戸崎圭太「ドライスタウト快勝」に胸中複雑!? 代打・横山武史と鮮やかな武蔵野S(G3)勝利…思い出されるレモンポップとの惜別
11日に行われた武蔵野S(G3)は、2番人気ドライスタウト(牡4歳、栗東・牧浦充徳厩舎)が後続に1馬身3/4差をつけて快勝。JRAで初の重賞勝利になるとともに、来月3日に開催されるチャンピオンズC(G1)の優先出走権を手にした。
テン乗りながら見事な手綱さばきで同馬にタイトルをもたらしたのが、関東リーディング首位の横山武史騎手だ。
「予定よりも抜け出すのが早くなったが、それだけ反応がよかったということ。まだまだ余力もあった」と、レース後にはパートナーの走りを絶賛。出走してくればチャンピオンズCや来年のフェブラリーS(G1)でも最有力の1頭となることは間違いないだろう。
「ドライスタウト快勝」に胸中複雑!?
そんなドライスタウトの走りと武蔵野Sの結果を複雑な感情で受け止めたのが、主戦の戸崎圭太騎手であることは想像に難くない。
同騎手がここ8戦連続でドライスタウトの手綱を取っていた。2歳時にはコンビで全日本2歳優駿(G1)を制しており、前走にはオーバルスプリント(G3)も快勝。ダート路線で戸崎騎手の有力お手馬の1頭だ。
ただ戸崎騎手は今回の武蔵野Sで、もう1頭のお手馬であるオメガギネスに騎乗する予定だった。同馬も前走のグリーンチャンネルC(L)を3馬身半差で圧勝。キャリアはまだ4戦と浅いが、将来性豊かな3歳馬である。
だが、最終的にオメガギネスは前走の反動が見られるということで武蔵野Sを回避……。その結果、ドライスタウトは横山武騎手と出走して優勝、戸崎騎手は騎乗馬なしと、両者の明暗が大きく分かれる結果となった。
「興味深いのは、ドライスタウトの今後の鞍上ですね。レース後に横山武騎手が『また乗せていただける機会があれば、いい結果を出せるよう頑張りたい』と話していた通り、今回はあくまで代打的な役割。ただ、ドライスタウトの調教に栗東まで駆けつけるほどの熱の入りようでしたし、最高の結果を出しましたからね。
基本線は戸崎騎手だと思いますが、今後も当然オメガギネスとのバッティングは起こり得ますし、それなら今後も乗ってくれそうな横山武騎手というパターンは決して珍しくありません」(競馬誌ライター)

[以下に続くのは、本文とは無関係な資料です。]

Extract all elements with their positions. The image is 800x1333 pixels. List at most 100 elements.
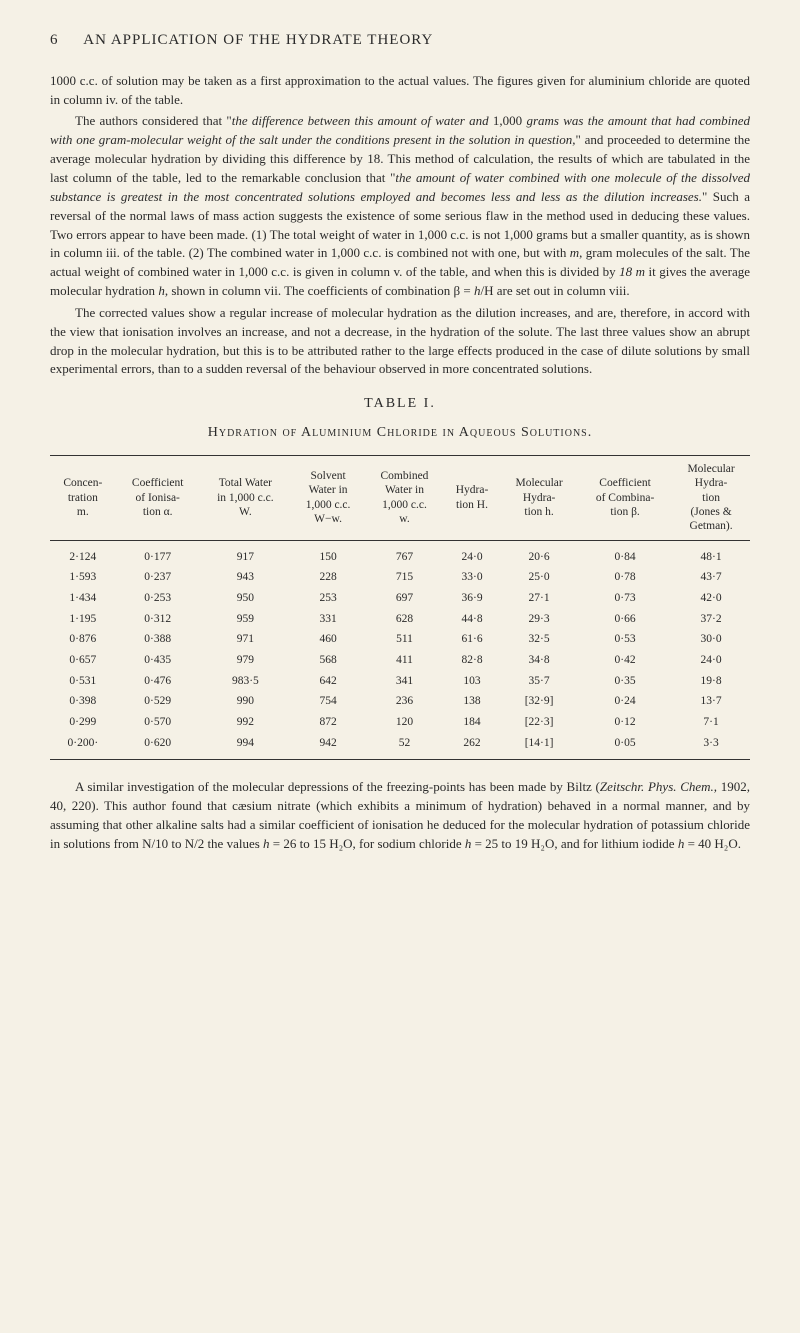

戸崎騎手といえば2月のフェブラリーSでも、お手馬のレモンポップとドライスタウトがバッティング。戸崎騎手はドライスタウトに騎乗したのだが、坂井瑠星騎手と新コンビを組んだレモンポップの方に勝たれてしまった。同馬にはその後も坂井騎手が乗り続けているのは周知の通りである。
なお『競馬ラボ』に連載しているコラム『週刊!戸崎圭太』の中で、ダート路線でいい馬が多く巡ってくることについて同騎手は「難しいこともありますが、嬉しい悩みではあります」と語っている。
売れっ子騎手の宿命であるといってしまえばそれまでだが、このままドライスタウトも手放すことになってしまうのだろうか。嬉しい悩みだが、やはり悩ましい。